By the Central Limit Theorem, \(lim_{x\rightarrow\infty} P(a<\frac{S_n-n\mu}{\sqrt{n\sigma^2}}<b)=\frac{1}{2\pi}\int_a^be^{-\frac{x^2}{2}}dx\) Setting \(b\) to \(\infty\) (or taking the limit as \(b\) approaches \(\infty\)), we can find the probability. Since the cumulative distribution function for a normal distribution is \(\frac{1}{2\pi}\int_{-\infty}^{a}e^{-\frac{x^2}{2}}dx\), this is equal to 1-the cumulative distribution. Plugging this into R:

1-pnorm(0)
## [1] 0.5

b.) \(\geq 110\)

1-pnorm(10/sqrt(91))
## [1] 0.1472537

c.) \(\geq 120\)

1-pnorm(20/sqrt(91))
## [1] 0.01801584

Calculate the expected value and variance of the binomial distribution using the moment generating function.

The moment generating function is defined by \[ \sum_{j=1}^\infty e^{tj}p(x_j) \]

For the binomial distribution, this works out to:

\[ \sum_{j=0}^n{n\choose j}(pe^t)^jq^{n-j} \]

This works out to the binomial distribution of \((a+b)^n\) where \(a=pe^t\) and \(b=q\). So \(g(t)=(pe^t+q)^n\).

The first moment is defined as the first derivative of g. So \[ \frac{d}{dt}g(t)=n(pe^t+q)^{n-1}(pe^t) \]

The second moment is

\[ \frac{d^2}{dt^2}g(t)=(n)(n-1)(pe^t+q)^{n-2}(pe^t)^2+n(pe^t+q)^{n-1}(pe^t) \]
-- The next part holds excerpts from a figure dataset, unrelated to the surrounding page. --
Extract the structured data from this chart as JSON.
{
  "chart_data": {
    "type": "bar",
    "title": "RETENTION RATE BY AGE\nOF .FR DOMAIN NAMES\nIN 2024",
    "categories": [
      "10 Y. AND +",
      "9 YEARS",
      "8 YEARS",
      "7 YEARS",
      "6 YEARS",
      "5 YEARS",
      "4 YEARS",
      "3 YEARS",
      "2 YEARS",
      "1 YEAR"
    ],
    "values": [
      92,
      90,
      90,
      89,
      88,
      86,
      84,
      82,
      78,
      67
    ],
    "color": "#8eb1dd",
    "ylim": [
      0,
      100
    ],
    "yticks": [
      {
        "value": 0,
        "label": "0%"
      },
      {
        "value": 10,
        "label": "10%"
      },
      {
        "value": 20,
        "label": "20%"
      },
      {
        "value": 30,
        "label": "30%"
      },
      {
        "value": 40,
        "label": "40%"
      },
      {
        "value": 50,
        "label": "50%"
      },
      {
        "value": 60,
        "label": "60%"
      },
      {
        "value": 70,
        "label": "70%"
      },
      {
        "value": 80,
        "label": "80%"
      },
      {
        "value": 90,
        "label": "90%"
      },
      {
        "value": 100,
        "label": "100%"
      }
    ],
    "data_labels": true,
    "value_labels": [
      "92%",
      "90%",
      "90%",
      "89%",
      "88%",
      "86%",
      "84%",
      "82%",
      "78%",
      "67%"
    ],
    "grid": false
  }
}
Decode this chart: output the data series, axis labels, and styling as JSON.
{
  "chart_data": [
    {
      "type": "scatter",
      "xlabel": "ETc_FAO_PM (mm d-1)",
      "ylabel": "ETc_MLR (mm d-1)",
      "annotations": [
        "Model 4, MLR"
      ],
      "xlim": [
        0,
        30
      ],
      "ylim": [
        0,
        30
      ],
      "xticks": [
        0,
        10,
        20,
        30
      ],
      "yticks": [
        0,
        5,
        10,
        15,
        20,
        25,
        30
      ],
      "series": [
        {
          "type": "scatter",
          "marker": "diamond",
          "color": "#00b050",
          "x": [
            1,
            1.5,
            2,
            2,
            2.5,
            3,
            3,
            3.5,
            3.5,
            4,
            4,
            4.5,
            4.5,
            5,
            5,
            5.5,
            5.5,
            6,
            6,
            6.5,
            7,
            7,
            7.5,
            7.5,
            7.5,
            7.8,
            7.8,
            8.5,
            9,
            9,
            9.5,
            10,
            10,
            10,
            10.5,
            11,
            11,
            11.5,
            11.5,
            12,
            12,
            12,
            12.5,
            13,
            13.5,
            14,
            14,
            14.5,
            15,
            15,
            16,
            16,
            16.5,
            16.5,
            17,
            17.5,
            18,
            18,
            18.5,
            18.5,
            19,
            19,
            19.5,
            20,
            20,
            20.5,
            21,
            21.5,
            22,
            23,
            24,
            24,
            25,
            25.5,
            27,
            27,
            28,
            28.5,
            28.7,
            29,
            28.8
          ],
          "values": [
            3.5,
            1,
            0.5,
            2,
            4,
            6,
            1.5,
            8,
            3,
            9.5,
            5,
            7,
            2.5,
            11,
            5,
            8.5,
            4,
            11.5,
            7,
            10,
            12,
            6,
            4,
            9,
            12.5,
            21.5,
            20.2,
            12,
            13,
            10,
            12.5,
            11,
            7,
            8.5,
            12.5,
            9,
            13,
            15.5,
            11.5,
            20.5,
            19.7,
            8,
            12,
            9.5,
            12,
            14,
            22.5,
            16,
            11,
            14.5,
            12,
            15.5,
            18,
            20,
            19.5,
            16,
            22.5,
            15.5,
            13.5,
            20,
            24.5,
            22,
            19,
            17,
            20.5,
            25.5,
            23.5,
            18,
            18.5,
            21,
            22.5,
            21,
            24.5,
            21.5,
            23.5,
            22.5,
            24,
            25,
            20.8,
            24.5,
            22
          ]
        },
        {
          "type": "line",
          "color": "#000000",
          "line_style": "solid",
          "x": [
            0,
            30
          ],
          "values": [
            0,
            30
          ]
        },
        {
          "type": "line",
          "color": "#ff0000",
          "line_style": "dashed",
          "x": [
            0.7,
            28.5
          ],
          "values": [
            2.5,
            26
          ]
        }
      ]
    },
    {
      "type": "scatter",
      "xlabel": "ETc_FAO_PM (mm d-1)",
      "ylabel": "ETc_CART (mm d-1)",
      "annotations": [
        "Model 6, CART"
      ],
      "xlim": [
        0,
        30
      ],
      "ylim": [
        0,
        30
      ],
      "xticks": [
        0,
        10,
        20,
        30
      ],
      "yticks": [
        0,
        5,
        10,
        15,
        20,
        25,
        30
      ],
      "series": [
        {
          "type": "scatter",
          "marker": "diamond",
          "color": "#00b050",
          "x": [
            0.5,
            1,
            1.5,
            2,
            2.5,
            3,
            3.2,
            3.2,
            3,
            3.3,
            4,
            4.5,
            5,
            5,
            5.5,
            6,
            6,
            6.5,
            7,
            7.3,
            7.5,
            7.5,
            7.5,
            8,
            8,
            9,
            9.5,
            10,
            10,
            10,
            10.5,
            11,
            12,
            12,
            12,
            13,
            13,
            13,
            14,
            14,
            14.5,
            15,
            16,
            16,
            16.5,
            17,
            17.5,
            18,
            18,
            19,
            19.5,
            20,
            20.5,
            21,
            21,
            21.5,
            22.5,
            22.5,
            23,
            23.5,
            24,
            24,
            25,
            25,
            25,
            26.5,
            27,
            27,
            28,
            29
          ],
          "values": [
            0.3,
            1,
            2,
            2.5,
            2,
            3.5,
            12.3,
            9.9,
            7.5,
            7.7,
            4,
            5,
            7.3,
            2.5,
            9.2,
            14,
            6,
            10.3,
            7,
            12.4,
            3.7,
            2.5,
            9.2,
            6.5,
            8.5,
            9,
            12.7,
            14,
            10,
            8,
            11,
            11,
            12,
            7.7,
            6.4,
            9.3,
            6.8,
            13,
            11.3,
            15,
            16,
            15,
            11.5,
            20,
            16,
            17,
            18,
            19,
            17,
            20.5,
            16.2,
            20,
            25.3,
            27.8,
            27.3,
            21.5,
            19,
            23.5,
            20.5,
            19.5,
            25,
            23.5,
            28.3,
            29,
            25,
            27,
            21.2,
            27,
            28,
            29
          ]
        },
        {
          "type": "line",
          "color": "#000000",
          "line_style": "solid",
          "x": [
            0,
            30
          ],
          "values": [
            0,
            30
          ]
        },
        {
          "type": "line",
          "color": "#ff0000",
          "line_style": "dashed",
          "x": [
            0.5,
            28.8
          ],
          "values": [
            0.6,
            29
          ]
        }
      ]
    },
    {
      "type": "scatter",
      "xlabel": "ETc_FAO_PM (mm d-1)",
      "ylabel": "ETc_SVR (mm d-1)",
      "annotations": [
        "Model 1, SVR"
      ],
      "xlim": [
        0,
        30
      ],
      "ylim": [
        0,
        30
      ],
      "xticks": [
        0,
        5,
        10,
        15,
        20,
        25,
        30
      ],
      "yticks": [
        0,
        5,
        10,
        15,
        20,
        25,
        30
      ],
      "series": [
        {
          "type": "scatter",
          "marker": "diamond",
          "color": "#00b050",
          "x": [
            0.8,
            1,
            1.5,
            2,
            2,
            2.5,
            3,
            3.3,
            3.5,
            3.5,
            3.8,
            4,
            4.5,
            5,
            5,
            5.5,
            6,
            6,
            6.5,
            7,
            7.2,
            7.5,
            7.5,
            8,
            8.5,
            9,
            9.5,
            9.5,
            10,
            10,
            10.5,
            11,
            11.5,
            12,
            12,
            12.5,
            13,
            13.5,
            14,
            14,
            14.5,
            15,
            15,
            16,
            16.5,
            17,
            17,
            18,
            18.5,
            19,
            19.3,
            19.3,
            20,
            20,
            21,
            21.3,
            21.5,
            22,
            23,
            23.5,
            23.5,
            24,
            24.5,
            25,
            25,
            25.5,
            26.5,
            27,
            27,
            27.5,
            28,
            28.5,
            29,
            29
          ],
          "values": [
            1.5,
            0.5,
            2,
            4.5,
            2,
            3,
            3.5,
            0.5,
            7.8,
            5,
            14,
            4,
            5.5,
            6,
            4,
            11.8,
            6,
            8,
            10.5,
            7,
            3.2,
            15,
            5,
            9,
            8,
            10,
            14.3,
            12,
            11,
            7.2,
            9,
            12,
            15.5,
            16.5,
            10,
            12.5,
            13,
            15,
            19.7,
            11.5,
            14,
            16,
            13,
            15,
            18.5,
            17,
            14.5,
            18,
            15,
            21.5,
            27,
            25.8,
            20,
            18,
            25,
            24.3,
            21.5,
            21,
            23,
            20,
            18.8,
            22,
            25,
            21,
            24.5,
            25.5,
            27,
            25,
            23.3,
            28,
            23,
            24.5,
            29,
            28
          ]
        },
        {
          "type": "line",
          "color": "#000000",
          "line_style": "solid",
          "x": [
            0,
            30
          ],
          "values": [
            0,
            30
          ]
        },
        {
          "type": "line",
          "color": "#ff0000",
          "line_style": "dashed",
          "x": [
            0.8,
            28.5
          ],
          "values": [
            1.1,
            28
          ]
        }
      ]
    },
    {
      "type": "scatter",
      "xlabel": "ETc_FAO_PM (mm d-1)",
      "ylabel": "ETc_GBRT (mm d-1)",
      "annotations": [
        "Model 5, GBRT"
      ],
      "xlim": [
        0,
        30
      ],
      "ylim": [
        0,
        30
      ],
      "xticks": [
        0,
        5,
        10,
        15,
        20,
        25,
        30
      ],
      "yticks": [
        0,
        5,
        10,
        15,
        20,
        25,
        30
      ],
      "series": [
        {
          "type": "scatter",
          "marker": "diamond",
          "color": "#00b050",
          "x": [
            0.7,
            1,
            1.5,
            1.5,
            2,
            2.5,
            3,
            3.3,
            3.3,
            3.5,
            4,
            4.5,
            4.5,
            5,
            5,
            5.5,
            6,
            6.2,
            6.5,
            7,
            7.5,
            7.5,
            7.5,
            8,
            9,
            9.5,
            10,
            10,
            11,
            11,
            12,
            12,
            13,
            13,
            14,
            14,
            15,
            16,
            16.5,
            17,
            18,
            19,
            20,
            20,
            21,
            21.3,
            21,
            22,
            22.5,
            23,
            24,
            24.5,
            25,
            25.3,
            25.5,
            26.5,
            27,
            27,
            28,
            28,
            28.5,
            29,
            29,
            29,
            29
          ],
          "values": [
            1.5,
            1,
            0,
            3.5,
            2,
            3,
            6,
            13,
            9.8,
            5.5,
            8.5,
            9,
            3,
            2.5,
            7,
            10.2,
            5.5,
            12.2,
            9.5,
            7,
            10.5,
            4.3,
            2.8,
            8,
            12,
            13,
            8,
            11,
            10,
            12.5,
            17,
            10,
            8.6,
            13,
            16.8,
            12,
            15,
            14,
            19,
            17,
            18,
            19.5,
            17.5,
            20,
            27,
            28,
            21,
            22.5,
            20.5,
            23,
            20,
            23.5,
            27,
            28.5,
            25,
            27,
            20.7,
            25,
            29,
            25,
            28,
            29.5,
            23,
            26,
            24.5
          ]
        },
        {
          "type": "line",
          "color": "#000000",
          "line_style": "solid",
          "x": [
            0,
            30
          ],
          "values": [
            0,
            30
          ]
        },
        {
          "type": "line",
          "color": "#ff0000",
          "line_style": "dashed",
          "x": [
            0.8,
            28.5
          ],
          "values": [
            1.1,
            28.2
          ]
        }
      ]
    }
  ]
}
Evaluation both at \(t=0\), we have for \(\mu_1=n(p+q)^{n-1}(p)\)

Since \(p=1-q\), this is \(\mu_1=n(1)^{n-1}p=np\)

For \(m_2=(n)(n-1)(p+q)^{n-2}(p)^2+n(p+q)^{n-1}(p)=(n)(n-1)(1)^{n-2}p^2+n(1)^{n-1}p=(n)(n-1)p^2+np\)

Calculate the expected value and variance of the exponential distribution using the moment generating function.

\[ p(x)=\lambda e^{-\lambda x} \]

The moment generating function for a continuous function is

\[ g(t)=\int^\infty_{-\infty}e^{tx}\lambda e^{-\lambda x}dx\\ =\lambda\int_0^\infty e^{x(t-\lambda)}dx\\ =\lambda(\frac{e^{x(t-\lambda)}}{t-\lambda})\bigg|_0^\infty \]

For this to not be infinite, \(t<\lambda\). This makes \(\lim_{x\rightarrow\infty}e^{x(t-\lambda)}=0\). So we can go back to the above equation and write: \[ \lambda(\frac{0}{t-\lambda}-\frac{1}{t-\lambda})=-\frac{\lambda}{t-\lambda}=\frac{\lambda}{\lambda-t} \]

So for \(\mu_1=\frac{d}{dt}g(0)=\frac{\lambda}{(\lambda)^2}=\frac{1}{\lambda}\)

For \(\mu_2=\frac{d^2}{dt^2}g(0)=\frac{2\lambda}{(\lambda-t)^3}=\frac{2}{\lambda^2}\)

The mean is \(\mu_1\) and \(\sigma^2=\frac{2}{\lambda^2}-\frac{\lambda^2}{(\lambda)^4}=\frac{2}{\lambda^2}-\frac{1}{\lambda^2}=\frac{1}{\lambda}^2\)